The year was 2012 and I was at my first “real job” after interning at university. I was bright-eyed and full of optimism knowing that I had left the messy politics of high school drama in the dust, but I was in for a rude awakening. I soon came to realize that while I may have been ready to leave the politics behind me, the dust had not settled, and “the politics” was still in my midst.

I believe that office politics are a reality of work- life and practicing “good politics’’ can enable you to further your career without compromising your personal and company values. Furthermore, office politics can determine who has power and influence, and avoiding them altogether may result in you forfeiting your own influence and allowing coworkers with less experience or skill to influence decisions that directly affect you and your team.

Some rules such as avoiding gossiping and taking the high road whenever possible go without saying but here are four more rules for practicing “good” politics:

Do not outshine your boss

Do not attempt to outperform or defeat your boss, any such gesture will result in a loss for you.

In Robert Greene’s book The 48 Laws of Power, Law 1 states that you should “never outshine the master.” If you do so you may inspire fear or insecurity in your manager, as a result, these emotions can cause one to behave irrationally and negatively. The last thing you want is for the irrational or negative energy to be focused on you since this may hinder your chances of advancing within the workplace. Instead, focus your attention on ways to create win-win scenarios.
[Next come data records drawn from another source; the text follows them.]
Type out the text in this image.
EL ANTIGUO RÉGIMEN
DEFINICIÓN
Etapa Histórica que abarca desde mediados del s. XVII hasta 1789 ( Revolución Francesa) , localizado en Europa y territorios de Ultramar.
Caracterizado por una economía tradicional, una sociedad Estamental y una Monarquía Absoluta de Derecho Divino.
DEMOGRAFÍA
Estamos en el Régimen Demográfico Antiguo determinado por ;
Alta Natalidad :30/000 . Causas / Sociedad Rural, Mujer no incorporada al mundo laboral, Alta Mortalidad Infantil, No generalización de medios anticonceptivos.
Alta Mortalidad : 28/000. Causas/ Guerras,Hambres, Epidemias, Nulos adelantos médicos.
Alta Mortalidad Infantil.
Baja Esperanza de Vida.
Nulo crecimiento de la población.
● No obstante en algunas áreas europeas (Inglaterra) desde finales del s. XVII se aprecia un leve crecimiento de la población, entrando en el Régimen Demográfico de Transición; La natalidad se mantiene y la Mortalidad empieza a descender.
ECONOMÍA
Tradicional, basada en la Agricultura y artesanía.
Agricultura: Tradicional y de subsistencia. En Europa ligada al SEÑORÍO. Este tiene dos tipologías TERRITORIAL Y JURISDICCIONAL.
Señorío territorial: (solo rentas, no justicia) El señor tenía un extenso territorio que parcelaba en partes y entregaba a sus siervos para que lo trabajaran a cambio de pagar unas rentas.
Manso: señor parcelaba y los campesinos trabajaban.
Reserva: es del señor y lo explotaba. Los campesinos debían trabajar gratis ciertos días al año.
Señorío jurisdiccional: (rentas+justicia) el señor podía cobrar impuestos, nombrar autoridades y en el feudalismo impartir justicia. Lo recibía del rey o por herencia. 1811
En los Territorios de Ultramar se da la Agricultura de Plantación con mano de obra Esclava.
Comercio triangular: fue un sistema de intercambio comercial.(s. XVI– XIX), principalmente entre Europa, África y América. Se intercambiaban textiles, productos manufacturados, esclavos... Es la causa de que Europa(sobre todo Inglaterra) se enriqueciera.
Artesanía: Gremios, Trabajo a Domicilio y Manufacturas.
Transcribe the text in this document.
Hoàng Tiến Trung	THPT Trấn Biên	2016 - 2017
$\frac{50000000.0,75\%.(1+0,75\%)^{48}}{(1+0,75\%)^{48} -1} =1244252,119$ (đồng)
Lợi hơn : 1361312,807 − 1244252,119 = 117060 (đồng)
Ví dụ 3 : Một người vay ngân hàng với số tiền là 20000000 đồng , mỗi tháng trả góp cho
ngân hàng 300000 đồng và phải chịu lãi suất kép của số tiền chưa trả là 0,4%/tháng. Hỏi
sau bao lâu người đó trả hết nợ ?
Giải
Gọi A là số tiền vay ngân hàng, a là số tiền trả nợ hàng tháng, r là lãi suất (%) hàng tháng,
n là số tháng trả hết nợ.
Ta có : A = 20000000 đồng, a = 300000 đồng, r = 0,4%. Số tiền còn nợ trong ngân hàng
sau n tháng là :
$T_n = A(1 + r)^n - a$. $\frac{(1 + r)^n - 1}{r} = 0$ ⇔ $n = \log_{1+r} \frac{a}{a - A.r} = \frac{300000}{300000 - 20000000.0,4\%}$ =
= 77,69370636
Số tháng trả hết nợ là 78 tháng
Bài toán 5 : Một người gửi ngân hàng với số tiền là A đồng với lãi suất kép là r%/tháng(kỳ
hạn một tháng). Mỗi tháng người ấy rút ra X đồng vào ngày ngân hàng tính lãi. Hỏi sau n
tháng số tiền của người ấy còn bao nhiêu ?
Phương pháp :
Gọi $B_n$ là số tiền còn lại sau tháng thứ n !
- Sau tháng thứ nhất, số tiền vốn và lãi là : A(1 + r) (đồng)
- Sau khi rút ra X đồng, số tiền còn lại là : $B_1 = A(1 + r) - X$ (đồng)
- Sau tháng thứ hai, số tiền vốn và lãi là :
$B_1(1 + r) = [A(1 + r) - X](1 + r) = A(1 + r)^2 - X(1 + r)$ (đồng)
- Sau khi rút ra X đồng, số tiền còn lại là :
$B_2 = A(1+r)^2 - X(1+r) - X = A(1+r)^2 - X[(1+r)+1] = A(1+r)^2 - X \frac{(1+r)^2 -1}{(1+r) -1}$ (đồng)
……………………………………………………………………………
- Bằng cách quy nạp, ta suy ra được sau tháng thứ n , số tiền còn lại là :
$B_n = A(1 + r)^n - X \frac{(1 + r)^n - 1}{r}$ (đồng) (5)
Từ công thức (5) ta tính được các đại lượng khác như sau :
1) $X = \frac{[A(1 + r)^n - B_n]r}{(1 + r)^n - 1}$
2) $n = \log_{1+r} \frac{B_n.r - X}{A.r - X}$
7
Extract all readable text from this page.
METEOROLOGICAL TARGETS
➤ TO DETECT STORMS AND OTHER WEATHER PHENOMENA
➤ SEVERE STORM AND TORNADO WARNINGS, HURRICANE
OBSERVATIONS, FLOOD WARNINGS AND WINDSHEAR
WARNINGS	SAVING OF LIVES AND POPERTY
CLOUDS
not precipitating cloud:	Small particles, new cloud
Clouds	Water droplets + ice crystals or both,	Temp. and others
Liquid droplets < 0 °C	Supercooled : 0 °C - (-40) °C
Be intentional about your work circle: Not everyone is blessed to have genuine work besties at the office. There are certain coworkers who have ulterior motives and may choose to befriend you based on their own personal gain. Some coworkers may have a reputation for being gossipers that they live up to, and other employees may be slackers and tend to be inefficient at completing their tasks. Be wary of coworkers who appear to be over-friendly and pry into your personal life, often they are seeking information that they may use as ammunition later. As a general rule of thumb, I like to think that if someone is constantly gossiping about others behind their back they are also gossiping about me behind mine. Also be aware that if you’re known to socialize with colleagues who don’t complete work efficiently, their inefficiency may likely reflect poorly upon you. Aim to be intentional about who you socialize with at work.

Communicate with your higher-ups directly

 If you would like to advance to a certain position, do not tell your coworkers, instead approach your manager directly and tell them that you are interested in a certain position and ask what it would take to get to that position or level. Oftentimes bosses and managers are very busy managing large groups of people and attending to their duties, they are looking for employees who will be problem solvers and lighten their load. Be direct and let your boss know what your goal is within the company, it’s very likely that once they are aware of your goal they will offer you tips and assign you to tasks where you can prove yourself.

Don’t overshare

Keep your personal life close to the vest, in other words, it might be best if your coworkers know enough about you to be able to carry on a friendly conversation, but not too much information that could hinder your advancement. A good rule of thumb is to imagine that what you say to one coworker the whole office will know about. Socializing outside of work may help you advance your career in some cases but having one drink too many may lead to oversharing.